In the current literature, most of the data on vertical transmission are about pregnant women in third trimester, and the data regarding the transmission in early pregnancy is very limited. To the best of our knowledge, apart from case reports, the present study is the first prospective work on the vertical transmission of SARS-CoV-2 in early pregnancy. Baud et al. reported a 19-week case of second trimester fetal loss in a COVİD-19 infected woman with documented SARS-CoV-2 PCR positivity on the fetal surface of the placenta [17]. In another case report on a pregnant woman in second trimester with COVID-19 infection, Hoiser et al. demonstrated the presence of SARS-CoV-2 RNA in placental tissues [18]. In the present study, as a result of analysis on the abortion materials of twenty-one COVİD-19 infected pregnant women, we could not find any evidence to vertical transmission in early pregnancy.
It has been shown that the expression of ACE-2 and transmembrane protease serine type 2 receptors, which are used by the virus to enter the host cell, increases in placental and fetal tissues as the gestational age progresses [19]. Future studies are needed to investigate whether low receptor levels are protective for SARS-CoV-2 vertical transmission in early pregnancy.
In some studies, on pregnant women infected with SARS-CoV-2, non-pathognomonic histopathological changes such as decidual vasculopathy and intervillositis in the placenta have been reported [18,20]. These histopathological changes may be associated with fetal growth restriction, preterm delivery, miscarriage and stillbirth [20,21], and this raises concerns about COVID-19 related adverse pregnancy outcomes. Studies investigating the relationship between COVID-19 and pregnancy loss present controversial findings. While some studies suggested a higher risk of stillbirth among COVID-19 patients [3,22], others have not shown any increase in miscarriage and stillbirth during the pandemic [23,24].

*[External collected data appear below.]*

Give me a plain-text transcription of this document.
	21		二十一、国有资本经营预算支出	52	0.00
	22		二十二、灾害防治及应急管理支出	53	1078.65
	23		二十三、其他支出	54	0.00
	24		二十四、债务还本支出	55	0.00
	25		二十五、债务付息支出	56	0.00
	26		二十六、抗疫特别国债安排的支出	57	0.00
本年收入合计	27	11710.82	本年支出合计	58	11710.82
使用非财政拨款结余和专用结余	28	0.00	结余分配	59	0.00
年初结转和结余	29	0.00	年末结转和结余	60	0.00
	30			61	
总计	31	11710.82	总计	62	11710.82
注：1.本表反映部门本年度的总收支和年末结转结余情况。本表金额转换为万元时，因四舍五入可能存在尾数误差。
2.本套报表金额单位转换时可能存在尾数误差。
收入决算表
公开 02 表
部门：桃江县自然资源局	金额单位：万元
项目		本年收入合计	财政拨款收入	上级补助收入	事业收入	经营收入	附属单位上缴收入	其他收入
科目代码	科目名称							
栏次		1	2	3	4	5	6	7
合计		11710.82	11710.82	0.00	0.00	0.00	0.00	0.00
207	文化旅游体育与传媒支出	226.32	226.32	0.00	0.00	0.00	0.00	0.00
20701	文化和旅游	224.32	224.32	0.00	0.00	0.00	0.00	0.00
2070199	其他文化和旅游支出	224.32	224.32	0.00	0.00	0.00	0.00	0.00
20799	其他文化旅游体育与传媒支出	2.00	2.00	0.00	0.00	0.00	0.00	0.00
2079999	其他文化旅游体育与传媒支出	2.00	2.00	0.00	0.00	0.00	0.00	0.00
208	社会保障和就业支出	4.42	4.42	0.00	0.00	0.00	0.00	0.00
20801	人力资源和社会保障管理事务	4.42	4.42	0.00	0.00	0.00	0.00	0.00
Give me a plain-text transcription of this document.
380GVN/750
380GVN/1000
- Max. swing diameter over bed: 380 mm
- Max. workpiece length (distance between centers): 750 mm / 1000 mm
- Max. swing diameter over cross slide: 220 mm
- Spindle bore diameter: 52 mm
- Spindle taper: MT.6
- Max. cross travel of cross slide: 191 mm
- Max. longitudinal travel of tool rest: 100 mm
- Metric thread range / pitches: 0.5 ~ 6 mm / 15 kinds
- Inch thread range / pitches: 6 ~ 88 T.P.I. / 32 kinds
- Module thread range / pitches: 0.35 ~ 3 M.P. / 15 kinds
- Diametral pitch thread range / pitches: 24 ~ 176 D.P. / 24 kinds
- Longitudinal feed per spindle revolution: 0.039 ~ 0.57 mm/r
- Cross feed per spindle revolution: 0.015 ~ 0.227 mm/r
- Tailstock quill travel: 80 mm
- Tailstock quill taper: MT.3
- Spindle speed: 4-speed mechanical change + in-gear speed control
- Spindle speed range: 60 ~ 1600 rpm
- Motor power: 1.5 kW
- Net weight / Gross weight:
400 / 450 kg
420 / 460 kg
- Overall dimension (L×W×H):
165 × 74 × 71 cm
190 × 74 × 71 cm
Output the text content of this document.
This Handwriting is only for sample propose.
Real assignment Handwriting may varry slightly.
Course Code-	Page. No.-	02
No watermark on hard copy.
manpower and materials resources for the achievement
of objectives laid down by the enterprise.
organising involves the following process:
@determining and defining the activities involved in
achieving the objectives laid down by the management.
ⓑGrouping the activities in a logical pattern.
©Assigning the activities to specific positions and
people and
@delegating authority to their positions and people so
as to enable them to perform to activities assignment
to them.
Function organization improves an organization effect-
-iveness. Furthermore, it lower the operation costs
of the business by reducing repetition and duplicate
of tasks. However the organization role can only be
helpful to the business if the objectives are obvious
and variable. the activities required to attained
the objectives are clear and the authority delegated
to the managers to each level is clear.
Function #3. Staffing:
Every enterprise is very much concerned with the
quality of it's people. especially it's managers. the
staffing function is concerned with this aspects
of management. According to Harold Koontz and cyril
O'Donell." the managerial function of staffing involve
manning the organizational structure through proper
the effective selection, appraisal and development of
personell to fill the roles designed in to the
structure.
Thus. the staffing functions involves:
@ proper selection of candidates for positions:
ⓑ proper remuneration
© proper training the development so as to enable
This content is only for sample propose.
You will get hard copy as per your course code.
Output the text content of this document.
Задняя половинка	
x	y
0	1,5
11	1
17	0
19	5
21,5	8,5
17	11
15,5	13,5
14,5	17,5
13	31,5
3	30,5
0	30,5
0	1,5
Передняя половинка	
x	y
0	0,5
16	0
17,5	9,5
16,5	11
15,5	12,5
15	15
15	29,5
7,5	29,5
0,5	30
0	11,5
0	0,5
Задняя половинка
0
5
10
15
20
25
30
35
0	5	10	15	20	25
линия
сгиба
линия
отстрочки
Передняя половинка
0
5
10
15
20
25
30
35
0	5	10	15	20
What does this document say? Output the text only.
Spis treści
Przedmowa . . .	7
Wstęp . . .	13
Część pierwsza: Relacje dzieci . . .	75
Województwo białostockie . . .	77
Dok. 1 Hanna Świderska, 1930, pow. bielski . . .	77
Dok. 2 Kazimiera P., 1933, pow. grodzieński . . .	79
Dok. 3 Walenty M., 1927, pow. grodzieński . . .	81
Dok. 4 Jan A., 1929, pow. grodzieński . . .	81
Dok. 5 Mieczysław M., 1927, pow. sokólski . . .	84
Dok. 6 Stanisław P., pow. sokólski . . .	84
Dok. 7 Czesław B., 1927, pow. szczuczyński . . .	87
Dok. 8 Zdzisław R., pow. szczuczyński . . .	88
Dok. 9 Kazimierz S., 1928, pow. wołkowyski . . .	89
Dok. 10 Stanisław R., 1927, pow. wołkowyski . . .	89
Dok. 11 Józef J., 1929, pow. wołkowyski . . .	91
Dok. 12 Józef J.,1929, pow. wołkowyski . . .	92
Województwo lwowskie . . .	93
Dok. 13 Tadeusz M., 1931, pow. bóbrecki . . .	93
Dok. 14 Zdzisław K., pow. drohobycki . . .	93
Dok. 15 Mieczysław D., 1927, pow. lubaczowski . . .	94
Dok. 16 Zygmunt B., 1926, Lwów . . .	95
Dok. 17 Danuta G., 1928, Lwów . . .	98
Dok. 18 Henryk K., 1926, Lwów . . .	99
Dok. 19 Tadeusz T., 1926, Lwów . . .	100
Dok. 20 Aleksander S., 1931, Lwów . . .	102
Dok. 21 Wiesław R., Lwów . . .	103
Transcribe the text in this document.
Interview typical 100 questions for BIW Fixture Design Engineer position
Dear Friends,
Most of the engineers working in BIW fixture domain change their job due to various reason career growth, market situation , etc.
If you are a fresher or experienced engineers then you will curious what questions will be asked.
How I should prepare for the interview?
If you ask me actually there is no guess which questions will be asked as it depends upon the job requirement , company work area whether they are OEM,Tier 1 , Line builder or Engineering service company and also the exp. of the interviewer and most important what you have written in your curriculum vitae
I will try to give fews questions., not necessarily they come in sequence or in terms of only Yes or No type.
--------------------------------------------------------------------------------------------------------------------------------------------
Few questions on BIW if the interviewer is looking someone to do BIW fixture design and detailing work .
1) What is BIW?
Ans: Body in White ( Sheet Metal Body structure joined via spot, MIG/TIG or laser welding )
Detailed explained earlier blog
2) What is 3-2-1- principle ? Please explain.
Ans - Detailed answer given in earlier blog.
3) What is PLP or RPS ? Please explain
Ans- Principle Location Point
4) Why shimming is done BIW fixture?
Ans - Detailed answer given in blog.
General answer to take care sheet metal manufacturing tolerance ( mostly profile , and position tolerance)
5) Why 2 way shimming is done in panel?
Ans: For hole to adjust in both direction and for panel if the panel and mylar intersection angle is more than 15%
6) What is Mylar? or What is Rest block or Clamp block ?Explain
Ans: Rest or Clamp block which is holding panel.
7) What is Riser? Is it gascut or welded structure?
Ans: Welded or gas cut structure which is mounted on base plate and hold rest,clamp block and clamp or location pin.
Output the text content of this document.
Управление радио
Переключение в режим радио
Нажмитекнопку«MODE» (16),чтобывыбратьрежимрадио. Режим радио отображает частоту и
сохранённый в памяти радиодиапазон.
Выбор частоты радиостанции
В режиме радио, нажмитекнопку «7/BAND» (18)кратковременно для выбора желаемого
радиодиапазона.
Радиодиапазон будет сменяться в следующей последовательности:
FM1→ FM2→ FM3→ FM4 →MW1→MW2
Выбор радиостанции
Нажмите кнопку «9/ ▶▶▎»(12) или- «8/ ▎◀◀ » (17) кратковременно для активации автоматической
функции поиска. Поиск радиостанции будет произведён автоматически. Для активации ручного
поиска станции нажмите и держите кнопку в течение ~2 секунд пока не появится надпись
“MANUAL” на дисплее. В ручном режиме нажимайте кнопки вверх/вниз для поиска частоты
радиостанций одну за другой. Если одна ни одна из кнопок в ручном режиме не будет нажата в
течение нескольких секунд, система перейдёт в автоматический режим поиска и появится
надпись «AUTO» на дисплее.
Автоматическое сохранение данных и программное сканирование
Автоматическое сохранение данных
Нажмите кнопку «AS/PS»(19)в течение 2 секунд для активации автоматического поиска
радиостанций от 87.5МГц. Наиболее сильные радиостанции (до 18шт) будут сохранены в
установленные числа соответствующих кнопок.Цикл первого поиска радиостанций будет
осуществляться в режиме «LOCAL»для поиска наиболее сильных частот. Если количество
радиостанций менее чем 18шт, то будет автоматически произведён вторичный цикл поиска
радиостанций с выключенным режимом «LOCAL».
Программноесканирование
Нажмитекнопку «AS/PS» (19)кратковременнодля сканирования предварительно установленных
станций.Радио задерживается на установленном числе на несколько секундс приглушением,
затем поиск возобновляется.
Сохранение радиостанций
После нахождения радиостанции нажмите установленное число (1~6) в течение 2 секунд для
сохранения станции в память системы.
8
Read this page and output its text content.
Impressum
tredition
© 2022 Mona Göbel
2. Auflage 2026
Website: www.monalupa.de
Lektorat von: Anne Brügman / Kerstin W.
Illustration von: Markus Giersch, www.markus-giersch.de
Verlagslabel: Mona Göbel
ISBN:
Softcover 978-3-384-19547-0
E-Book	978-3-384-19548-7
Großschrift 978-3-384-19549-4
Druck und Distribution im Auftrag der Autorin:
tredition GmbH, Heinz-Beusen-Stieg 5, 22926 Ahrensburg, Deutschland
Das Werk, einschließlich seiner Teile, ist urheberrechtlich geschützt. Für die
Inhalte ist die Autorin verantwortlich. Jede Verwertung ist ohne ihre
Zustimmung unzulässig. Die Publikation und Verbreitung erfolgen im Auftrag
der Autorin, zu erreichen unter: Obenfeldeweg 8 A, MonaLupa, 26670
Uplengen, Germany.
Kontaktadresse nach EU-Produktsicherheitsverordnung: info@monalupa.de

In the present study, the COVİD-19 positivity rate was 11,4% among women with early pregnancy loss, and asymptomatic positive patient rate was 9,5%. In another study conducted in the same center between April and June 2020, asymptomatic positive patient rate among pregnant women was 1,4% [25]. Although it is not appropriate to make a comparison due to the fact that the two studies were not conducted in the same period, the difference in COVID 19 positivity rate between women with pregnancy loss and pregnant women is remarkable.
5. Conclusion
Previous studies reporting evidence of vertical transmission of SARS-CoV-2 mostly based on the third trimester of pregnancy. The results of this study focusing on early pregnancy do not support the possibility of intrauterine vertical transmission of SARS-CoV-2. More research is needed to reveal the risk of vertical transmission during pregnancy and whether the early pregnancy is less vulnerable.
Declaration of competing interest
The authors declare that they have no conflict of interest.
Acknowledgement
We thank to Siemens Healthineers Turkey for providing rt-PCR kits for fetal-placental samples as a gift and analyzing the samples.